Encontramos en Lezama una posición histórico-poética en la que, al igual que en Bolívar Echeverría, la dinámica necesaria entre los espacios/tiempos es ofrecida por el mito, cuya potencia en América radica en el paisaje como generador de cultura. Lo que abordaremos en este breve acercamiento será principalmente la idea de lo barroco desde diversos autores y su potencia política para reconciliar el hecho americano con la historia universal/global de una manera en la que se resarzan las contradicciones inherentes al acontecimiento colonial de la conquista: “Ese americano señor barroco […] aparece cuando ya se han alejado del tumulto de la conquista y la parcelación del paisaje del colonizador” (Lezama, 1993, p. 34). Es decir, se trata de la capacidad subsanadora del barroco americano para colocar a América en otros términos frente a Europa y al mundo, así como para reconfigurar la idea lineal de la historia hasta una idea que no radica en la progresividad, sino en el paralelismo de las imágenes.
La irrupción americana
En La expresión americana, Lezama comienza con el capítulo “Mitos y cansancio clásico”, a partir de donde engarza su argumentación en torno a las ideas de Spengler y de Toynbee acerca de los hechos homólogos en la historia y sobre la tipología de las culturas, respectivamente. Es ahí donde el autor se vuelca sobre la importancia del mito como conjunción de lo histórico para traducir una cultura, un tiempo. Por un lado, se centra en la idea del paisaje como generador de cultura y en el mito como consecuencia explicativa de lo humano, atribuyéndole importancia histórica como traductor de realidades no siempre explicables mediante la historiografía: “Una técnica de la ficción tendrá que ser imprescindible cuando la técnica histórica no pueda mantener el dominio de sus precisiones” (Lezama, 1993, p. 12). En ese sentido, América sería una fértil productora de símbolos mitológicos, con una forma acabada y la potencia dialógica de serles paralelos a los mitos de otros tiempos y otras culturas.

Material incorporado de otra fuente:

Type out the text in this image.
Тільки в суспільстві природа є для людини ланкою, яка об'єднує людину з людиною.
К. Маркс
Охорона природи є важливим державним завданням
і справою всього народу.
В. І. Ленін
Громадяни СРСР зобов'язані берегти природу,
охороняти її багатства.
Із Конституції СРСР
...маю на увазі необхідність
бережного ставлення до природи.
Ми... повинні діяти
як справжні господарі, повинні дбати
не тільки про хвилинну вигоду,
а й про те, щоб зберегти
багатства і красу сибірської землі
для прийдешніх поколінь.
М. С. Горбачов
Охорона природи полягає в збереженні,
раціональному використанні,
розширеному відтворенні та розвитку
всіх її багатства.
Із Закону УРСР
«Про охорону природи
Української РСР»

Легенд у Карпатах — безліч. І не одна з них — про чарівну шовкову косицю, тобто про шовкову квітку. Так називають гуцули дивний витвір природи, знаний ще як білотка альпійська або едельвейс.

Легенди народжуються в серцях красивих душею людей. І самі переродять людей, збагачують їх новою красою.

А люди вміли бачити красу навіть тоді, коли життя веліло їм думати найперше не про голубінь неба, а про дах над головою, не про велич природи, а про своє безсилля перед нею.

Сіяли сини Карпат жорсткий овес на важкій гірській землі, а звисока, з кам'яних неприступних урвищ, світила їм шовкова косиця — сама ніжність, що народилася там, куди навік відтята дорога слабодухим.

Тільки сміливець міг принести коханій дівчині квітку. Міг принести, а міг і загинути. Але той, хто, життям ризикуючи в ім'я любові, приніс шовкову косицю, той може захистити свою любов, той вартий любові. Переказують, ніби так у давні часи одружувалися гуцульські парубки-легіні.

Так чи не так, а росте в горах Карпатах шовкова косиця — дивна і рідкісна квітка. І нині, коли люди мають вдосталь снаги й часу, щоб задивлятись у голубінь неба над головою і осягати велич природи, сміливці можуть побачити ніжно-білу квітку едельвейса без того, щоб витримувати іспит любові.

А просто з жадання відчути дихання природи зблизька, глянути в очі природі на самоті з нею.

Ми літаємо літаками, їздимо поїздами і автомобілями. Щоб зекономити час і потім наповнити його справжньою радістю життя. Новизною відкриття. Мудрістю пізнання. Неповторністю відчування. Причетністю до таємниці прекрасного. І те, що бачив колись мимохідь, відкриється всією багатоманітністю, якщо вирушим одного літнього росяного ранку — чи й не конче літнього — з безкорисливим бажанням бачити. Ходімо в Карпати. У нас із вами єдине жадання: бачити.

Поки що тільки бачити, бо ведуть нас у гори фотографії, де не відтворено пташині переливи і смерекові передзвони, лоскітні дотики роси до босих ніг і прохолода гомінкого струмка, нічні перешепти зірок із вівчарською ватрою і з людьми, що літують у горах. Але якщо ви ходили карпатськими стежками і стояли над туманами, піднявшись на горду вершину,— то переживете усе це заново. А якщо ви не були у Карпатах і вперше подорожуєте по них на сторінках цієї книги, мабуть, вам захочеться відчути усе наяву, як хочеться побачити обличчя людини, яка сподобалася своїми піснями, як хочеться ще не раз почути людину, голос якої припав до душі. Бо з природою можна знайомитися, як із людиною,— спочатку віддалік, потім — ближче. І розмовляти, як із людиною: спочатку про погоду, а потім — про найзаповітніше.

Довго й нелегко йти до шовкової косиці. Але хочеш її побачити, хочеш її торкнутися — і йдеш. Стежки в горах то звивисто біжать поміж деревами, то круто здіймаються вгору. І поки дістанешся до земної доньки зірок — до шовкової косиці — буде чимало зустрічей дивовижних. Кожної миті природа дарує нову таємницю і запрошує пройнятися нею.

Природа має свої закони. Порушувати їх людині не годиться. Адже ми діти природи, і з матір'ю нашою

Cuando Aníbal Quijano explica la relación entre las culturas dominantes y las dominadas, y las diversas complejidades internas entre unas y otras, alude a la imposibilidad de las culturas dominadas para desarrollar aparatos intelectuales posteriores a la conquista. La violencia como condición que evitó el pleno desenvolvimiento de los aparatos culturales. Sin coincidir plenamente con este argumento, en Lezama la búsqueda por las causas de la subalternidad subvierte la idea de que las civilizaciones prehispánicas fueron incapaces de desarrollarse en cuanto a lo que se entiende como aparato cultural. El origen otorgaría sentido al americanismo en términos míticos, mas no en el sentido de resolver el complejo, sino de conectar con la identidad posteriormente consumada de lo americano. La posibilidad unitiva de la que habla Lezama es complejizada como un problema por Quijano; es decir, lo criollo, como amalgama cultural de tiempos y culturas para formar lo americano, sería la emergencia posible frente a la marginación de lo propiamente indígena:
La emergencia de una vertiente cultural en que se amalgaman, de un modo ambivalente y contradictorio, elementos que provienen de la cultura indígena y de la versión criolla de la cultura europea-norteamericana, y que comienzan a colorear las nuevas formas de “cultura popular” urbana de los países andinos, como Perú, Bolivia y Ecuador (Quijano, 2020, p. 755).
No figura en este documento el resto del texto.